R7: O que o senhor acha do aumento da quantidade de doenças mentais classificadas pelos laboratórios?
Freud: A indústria farmacêutica é a segunda mais potente do mundo, depois da de armas. Vai investir para que a gente necessite cada vez mais de medicamentos. Surgem nomenclaturas para isso. O TDA (Transtorno do Déficit de Atenção), por exemplo, é uma definição desnecessária, de casos que, na maioria das vezes, podem ser tratados com conversa e compreensão das questões relativas à infância.
R7: Até que ponto o medicamento é importante em um tratamento?

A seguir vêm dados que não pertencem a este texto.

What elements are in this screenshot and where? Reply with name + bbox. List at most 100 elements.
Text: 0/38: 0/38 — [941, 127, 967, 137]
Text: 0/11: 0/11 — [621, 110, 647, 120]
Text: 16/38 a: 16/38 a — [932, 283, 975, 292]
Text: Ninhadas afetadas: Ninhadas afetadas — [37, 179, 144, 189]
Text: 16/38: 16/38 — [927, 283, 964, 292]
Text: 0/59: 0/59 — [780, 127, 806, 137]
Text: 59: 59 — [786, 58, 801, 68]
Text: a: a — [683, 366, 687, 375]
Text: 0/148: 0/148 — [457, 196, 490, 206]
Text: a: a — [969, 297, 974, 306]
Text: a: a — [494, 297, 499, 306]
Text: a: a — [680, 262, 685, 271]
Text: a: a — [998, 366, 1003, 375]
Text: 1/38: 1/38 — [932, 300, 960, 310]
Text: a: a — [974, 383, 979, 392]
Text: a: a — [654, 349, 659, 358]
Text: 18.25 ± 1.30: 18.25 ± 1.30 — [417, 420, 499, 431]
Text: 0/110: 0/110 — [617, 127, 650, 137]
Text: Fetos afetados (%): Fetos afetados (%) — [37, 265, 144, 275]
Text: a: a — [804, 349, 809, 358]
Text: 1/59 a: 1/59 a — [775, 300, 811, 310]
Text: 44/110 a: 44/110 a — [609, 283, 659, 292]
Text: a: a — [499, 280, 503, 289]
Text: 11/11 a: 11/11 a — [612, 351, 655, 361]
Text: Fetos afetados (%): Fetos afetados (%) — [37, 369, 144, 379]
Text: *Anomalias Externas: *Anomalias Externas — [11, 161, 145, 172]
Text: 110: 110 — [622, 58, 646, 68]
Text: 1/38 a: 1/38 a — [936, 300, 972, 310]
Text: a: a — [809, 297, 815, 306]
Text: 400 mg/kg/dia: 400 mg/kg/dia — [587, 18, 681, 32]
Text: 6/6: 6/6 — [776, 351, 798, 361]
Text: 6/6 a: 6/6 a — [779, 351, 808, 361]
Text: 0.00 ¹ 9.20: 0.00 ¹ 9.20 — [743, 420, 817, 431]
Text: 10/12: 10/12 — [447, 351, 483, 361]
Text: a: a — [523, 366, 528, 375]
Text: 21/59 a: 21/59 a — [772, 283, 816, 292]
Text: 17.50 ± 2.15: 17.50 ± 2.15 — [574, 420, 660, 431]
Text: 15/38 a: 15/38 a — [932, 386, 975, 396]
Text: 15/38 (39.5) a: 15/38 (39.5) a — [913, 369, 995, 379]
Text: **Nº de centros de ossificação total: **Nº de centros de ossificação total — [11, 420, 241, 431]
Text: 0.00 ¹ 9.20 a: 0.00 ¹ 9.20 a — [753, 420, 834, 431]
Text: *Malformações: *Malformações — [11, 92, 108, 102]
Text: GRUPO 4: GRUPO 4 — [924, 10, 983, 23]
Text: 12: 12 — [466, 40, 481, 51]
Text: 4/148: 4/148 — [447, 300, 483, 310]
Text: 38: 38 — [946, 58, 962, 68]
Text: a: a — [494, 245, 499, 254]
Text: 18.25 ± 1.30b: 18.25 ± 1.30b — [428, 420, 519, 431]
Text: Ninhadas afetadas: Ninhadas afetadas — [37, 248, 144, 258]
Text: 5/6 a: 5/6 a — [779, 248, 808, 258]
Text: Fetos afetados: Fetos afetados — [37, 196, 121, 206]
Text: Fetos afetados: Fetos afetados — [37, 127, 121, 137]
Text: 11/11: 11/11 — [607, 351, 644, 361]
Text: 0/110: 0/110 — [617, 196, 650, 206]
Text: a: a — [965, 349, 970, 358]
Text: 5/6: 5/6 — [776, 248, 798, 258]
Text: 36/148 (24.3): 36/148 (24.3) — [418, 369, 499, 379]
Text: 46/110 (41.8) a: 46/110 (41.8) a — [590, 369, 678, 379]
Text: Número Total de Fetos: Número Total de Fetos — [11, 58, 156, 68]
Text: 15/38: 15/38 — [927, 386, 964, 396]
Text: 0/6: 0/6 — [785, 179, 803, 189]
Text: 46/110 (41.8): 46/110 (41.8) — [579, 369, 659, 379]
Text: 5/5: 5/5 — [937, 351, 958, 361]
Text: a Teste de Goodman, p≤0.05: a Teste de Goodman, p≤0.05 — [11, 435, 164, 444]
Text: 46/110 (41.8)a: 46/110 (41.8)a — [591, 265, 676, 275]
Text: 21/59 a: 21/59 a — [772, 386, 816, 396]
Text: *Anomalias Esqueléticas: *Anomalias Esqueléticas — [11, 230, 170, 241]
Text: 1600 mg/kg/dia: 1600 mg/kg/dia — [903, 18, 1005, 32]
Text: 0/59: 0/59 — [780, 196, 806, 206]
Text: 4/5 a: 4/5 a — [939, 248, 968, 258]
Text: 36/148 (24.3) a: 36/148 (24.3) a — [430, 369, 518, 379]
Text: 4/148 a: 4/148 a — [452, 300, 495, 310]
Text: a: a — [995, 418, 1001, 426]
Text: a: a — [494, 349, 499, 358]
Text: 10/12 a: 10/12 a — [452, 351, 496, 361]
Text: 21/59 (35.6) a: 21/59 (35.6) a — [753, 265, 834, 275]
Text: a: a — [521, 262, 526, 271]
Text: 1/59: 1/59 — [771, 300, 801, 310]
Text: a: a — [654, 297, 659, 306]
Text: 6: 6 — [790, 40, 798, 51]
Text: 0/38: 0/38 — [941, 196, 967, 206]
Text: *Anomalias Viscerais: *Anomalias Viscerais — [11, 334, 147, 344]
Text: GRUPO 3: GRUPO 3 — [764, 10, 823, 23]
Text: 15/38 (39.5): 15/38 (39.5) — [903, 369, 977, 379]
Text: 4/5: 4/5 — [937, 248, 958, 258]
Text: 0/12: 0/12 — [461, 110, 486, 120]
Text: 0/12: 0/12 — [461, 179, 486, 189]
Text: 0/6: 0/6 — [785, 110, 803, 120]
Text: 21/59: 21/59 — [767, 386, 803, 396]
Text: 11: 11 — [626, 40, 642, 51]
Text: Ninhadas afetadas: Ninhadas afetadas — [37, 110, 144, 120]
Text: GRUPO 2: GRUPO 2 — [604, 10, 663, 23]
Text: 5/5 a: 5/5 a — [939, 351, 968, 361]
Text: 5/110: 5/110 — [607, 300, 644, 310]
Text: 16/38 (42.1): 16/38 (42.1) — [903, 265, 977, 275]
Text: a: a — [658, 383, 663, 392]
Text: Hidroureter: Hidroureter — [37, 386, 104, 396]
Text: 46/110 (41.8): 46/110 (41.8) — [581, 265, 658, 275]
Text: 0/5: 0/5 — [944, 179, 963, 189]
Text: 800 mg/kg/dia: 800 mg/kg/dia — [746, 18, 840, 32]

Freud: Dar o medicamento é bom para o laboratório, mas não permite entender o porquê de a criança estar querendo chamar a atenção. Isso inverte a lógica do bom tratamento. Cada vez se usa mais medicamentos e menos pensamento. A psicanálise é o contrário disso. A conversa e a compreensão são essenciais para um processo de cura. Não acho que o remédio seja descartável sempre: há casos em que é preciso receitar antidepressivos ou antipsicóticos, por exemplo. Mas sempre com critério e com acompanhamento psicoterapêutico.
R7: O que o senhor acha da redução da maioridade penal, assunto que tem sido debatido pelo Congresso Nacional brasileiro?
Freud: Creio que é responsabilidade da sociedade o fato de uma criança cometer crime. Se ela se tornou criminosa e entrou para a delinquência é porque algo da educação que ela teve a tornou assim. Pessoas não são plantas, que têm reações similares. Há fatores que influenciam no sentimento, há a participação da família nisso. Uma criança passa a agir assim porque não pode estar com seus pais, porque eles eram mal pagos, não lhes davam atenção, entraram para o álcool, agiram com violência contra ela. Não se pode colocar a culpa nela em lugar de responsabilizar a família e a sociedade que não se ocupa devidamente com as crianças.